Tell Your Senator: Immunity Passports Are a Bad Idea. Use this link: https://action.eff.org/o/9042/p/dia/action4/common/public/?action_KEY=10970
While the latest version of A.B. 2004 steps back from previous plans to create a pilot program for immunity passports, it’s still written to push a hasty and poorly planned system onto Californians. The bill would empower the California Department of Consumer Affairs (CDCA) to authorize health care providers to issue verifiable health credentials, establish procedures for doing so, and maintain a blockchain registry of such issuers.
But the bill says nothing about how long a credential should be valid, how it should be updated, or how it can be revoked if you’re exposed or even infected after you receive the passport. It doesn’t say anything about how those procedures should interact with existing medical privacy laws. And while the bill would require CDCA to consult with a working group (also created by the latest version of the bill) that includes civil liberties and privacy representatives, CDCA can ignore those recommendations. The bill doesn’t even limit when or how CDCA may exercise its powers.
And there are many problems with the underlying concept of immunity passports. In the short term, medical experts have warned it’s too early to use them for the COVID-19 pandemic. The World Health Organization in April warned against the idea. The WHO said that the medical community’s understanding of SARS-Cov-2—the virus that causes COVID-19—was not sufficient to certify that those who have antibodies in their system posed no risk to others.
EFF also opposes the very purpose of these credentials which, according to the bill’s fact sheet and official analysis, is to identify those who should be excluded from workplaces, travel, and “any other processes.” That has ramifications beyond the current pandemic. Handing your phone over to someone—a security guard, a law enforcement officer—creates the significant risk that they may look through other information on the device. You should never have to do that to enter your workplace or your school.

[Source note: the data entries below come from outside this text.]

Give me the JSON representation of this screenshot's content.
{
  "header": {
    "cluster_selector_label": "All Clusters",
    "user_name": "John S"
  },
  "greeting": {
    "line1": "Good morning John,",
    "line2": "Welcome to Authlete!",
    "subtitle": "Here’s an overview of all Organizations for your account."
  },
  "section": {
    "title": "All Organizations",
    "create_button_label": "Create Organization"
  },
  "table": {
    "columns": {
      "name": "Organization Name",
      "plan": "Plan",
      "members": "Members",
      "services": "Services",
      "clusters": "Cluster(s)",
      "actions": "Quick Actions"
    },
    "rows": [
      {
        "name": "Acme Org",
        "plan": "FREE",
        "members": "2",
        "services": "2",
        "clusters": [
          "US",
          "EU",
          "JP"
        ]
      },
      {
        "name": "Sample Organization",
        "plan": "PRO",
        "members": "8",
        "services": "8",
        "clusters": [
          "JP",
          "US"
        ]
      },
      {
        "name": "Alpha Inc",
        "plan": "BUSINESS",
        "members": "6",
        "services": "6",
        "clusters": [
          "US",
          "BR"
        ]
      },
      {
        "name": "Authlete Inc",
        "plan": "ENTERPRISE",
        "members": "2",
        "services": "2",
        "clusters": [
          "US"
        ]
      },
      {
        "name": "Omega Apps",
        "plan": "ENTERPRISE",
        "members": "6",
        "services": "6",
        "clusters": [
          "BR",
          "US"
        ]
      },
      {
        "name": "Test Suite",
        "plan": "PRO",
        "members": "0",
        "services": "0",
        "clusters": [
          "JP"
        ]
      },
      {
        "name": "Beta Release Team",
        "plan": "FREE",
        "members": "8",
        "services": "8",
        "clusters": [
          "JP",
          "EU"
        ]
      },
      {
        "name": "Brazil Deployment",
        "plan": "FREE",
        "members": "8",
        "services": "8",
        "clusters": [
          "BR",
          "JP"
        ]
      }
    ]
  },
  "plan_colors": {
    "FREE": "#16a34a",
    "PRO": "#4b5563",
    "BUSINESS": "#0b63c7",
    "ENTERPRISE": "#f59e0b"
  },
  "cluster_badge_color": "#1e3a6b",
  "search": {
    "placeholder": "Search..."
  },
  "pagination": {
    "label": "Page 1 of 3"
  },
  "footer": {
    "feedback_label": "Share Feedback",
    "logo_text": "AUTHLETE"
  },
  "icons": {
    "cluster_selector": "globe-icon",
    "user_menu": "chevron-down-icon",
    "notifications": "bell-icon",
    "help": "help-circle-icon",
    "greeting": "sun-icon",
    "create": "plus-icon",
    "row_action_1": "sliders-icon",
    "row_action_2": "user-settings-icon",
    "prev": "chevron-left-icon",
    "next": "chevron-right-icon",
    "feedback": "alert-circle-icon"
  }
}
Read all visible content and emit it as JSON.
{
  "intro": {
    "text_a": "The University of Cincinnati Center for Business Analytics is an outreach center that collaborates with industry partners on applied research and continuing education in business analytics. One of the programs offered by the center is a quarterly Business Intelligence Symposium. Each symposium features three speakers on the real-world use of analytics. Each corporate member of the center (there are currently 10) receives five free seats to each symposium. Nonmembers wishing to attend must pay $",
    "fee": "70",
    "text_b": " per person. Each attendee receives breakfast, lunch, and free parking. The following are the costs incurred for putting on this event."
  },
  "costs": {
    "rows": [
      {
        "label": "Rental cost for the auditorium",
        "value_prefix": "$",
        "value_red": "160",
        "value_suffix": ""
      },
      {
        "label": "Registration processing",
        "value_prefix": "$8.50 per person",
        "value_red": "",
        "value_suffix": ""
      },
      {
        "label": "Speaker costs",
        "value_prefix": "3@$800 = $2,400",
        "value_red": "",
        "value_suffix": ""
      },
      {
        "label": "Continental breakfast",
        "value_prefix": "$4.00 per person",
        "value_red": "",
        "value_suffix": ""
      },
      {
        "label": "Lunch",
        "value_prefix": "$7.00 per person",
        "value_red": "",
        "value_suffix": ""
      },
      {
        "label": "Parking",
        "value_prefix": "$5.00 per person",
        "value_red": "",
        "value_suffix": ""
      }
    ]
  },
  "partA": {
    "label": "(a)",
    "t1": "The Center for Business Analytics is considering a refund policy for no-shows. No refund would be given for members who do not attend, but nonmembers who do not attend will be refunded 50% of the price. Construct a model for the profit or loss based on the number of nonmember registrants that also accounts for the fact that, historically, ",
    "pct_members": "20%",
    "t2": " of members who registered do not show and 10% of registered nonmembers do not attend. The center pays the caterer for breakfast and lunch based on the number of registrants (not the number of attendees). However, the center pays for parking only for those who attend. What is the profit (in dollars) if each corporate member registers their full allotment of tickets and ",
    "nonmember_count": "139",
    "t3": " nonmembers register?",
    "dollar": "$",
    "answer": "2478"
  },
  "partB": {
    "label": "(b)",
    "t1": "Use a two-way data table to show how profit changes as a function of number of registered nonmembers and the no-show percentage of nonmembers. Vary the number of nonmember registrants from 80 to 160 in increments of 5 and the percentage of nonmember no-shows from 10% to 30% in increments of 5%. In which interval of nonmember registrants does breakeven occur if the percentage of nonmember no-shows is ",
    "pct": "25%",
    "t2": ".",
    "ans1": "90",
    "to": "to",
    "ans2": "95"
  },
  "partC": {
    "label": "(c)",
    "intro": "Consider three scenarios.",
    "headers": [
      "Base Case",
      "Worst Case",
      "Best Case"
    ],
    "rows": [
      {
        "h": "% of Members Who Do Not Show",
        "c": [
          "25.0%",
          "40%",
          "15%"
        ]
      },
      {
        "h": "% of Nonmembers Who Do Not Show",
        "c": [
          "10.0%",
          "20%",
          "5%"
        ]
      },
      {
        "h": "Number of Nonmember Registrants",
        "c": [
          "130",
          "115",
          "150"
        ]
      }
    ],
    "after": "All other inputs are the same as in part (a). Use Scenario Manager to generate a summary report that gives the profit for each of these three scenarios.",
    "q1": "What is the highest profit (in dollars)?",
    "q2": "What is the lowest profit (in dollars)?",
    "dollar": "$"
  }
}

Finally, by suggesting deploying credentials that rely on having a smartphone to control access to public spaces, A.B. 2004 would limit those without smartphones—often lower-income Californians—from being able to move freely. That ensures that the Californians who are disproportionately hit hardest by COVID-19 are also those hurt most by this bill—now and in the future. Some have suggested that the accessibility issue can be addressed by allowing people to print out a paper version of a credential. That would exacerbate the security issues, and not address any of the privacy, security, or safety concerns. In fact, it could make it even easier to present a health credential that isn’t current or valid. It makes it even more difficult to verify the credential and makes it easier for someone to present another person’s immunity passport as their own.
The latest version of A.B. 2004 doesn’t take any of these concerns seriously. It instead pushes a system, based on unproven science, that would give people false hope of returning to a normal life. As Mozilla wrote in its blog post opposing an earlier version of the bill:
A better approach would be [to] establish design principles, guardrails, and outcome goals up front…[i]mportantly, the process should build in the possibility that no technical solution is suitable, even if this outcome forces policymakers back to the drawing board.
A.B. 2004’s authors still aren’t listening. But you can tell your state senator: don’t let those taking advantage of the pandemic push California into making bad policy.